Die Deutschen sind weiterhin unangefochten Reiseweltmeister. Durchschnittlich 20 Tage verbringen sie pro Jahr auf Reisen. Doch Terror, politische Krisen oder Naturkatastrophen beeinflussen die Wahl des Urlaubsziels und verändern das Ranking der bisher beliebtesten Reiseländer. Aktuell bekommen das vor allem die Türkei, Ägypten und Tunesien zu spüren, die teilweise einen Buchungsrückgang von bis zu 40% verzeichnen. Die Türkei, letztes Jahr noch auf dem dritten Platz der Lieblingsurlaubsländer der Deutschen mit mehr als fünf Millionen deutschen Touristen, wurde zum Jahresanfang nur von wenigen Touristen gebucht. Ein herber Schlag für die Türkei. Die Toursimusbranche ist mit einem Anteil von etwa 10% am Bruttoinlandsprodukt ein wichtiges Standbein der türkischen Wirtschaft. Veranstalter erhoffen sich trotz der Einbrüche eine starke Spätbucherphase in diesem Jahr. Ähnlich sehen dies die Reiseveranstalter in Ägypten und Tunesien, die stets behaupten, ihre Länder seien sicher. Das Auswärtige Amt sieht das anders und hat beispielsweise für Ägypten eine Teilreisewarnung ausgesprochen. Doch die Reisebranche konnte schon oft beobachten, wie nach Anschlägen oder anderen Katastrophen die Buchungen schlagartig zurückgingen, sich aber auch relativ schnell wieder erholten, sobald sich die Situation beruhigte. So haben sich nach Angaben des DRV beispielweise die Paris-Buchungen bereits wieder stabilisiert.

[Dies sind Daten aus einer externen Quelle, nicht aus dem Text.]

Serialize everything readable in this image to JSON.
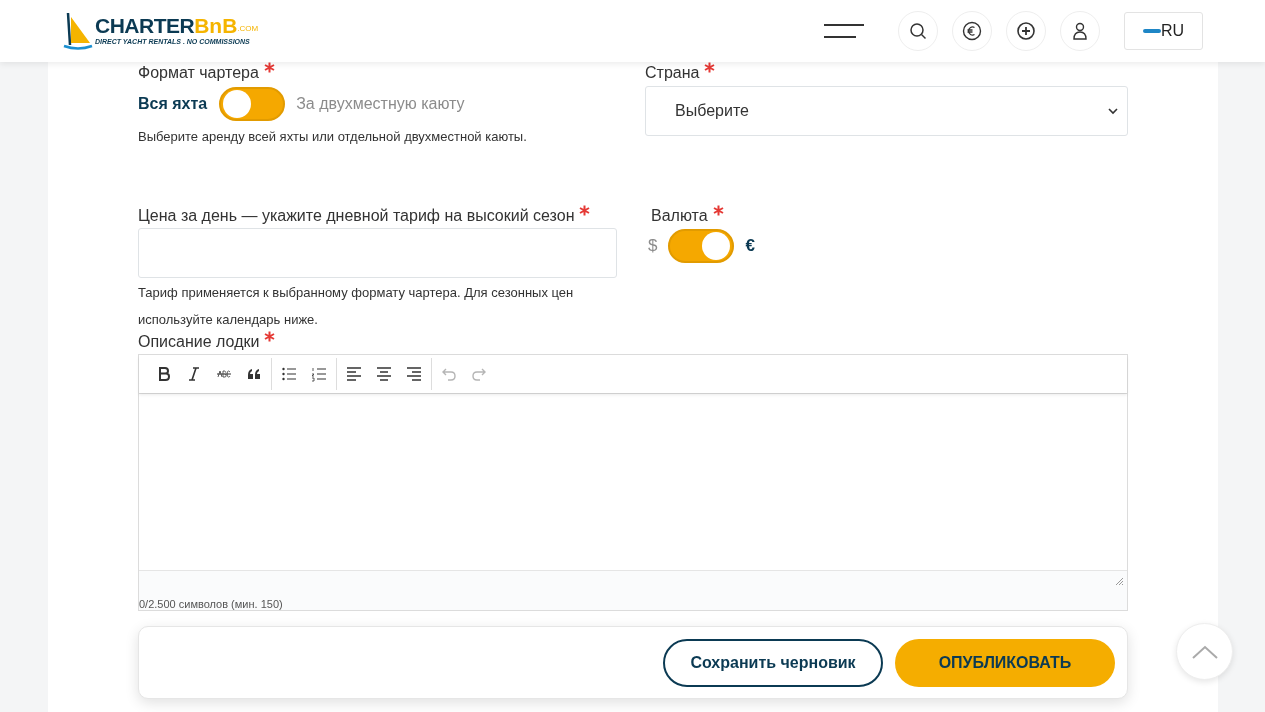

Doch auch in unruhigen Zeiten lassen sich die Deutschen ihren Urlaub nicht nehmen. Deshalb gibt es neben den Verlierern auch aktuelle Gewinner. Zu diesen zählen vor allem Spanien, Italien, Portugal aber auch Bulgarien, da Urlauber auf diese Reiseziele ausweichen. So sei es bespielsweise jetzt schon kaum noch möglich in den Sommerferien Zimmer am Gardasee zu bekommen, so der DRV. Auch Deutschland, traditionell das liebste Reiseland der Deutschen, profitiert und konnte einen deutlichen Anstieg der Buchungen zum Jahresanfang verzeichnen.

Auch die vielen Flüchtlinge, die sich aktuell in oder auf dem Weg nach Europa befinden, haben Auswirkungen auf die Reisebranche. Vor allem das Urlaubsziel Griechenland ist direkt betroffen. Auf den griechischen Inseln kommen täglich viele Menschen an und wollen weiter nach Europa. Zwar gehört Griechenland nicht zu den aktuellen Verlierern der Branche und konnte im Vergleich zum Vorjahr fast konstante Buchungen für den Jahresanfang verzeichnen, doch die griechischen Reiseveranstalter bemerken bereits eine leichte Verschiebung der Urlaubsbuchungen. So erfreuen sich vor allem die ionischen Inseln an der griechischen Westküste großer Beliebtheit, da diese nicht auf der Route der Flüchtlinge liegen. Trotzdem würden viele Touristen, vor allem Stammgäste, dennoch auch auf andere griechische Inseln wie zum Beispiel Lesbos fahren, „um die dortlebenden Griechen und ihren Tourismus vor Ort zu unterstützen“, so schätzt es eine griechische Reiseveranstalterin ein.

Eine große Sorge des Deutschen Reiseverbands ist die poltische Lage in Europa und die zunehmenden Grenzschließungen. „Wir sollten uns das hohe Gut der Reisefreiheit nicht nehmen lassen“, warnt der Präsident des Deutschen Reiseverbands Norbert Fiebig eindringlich.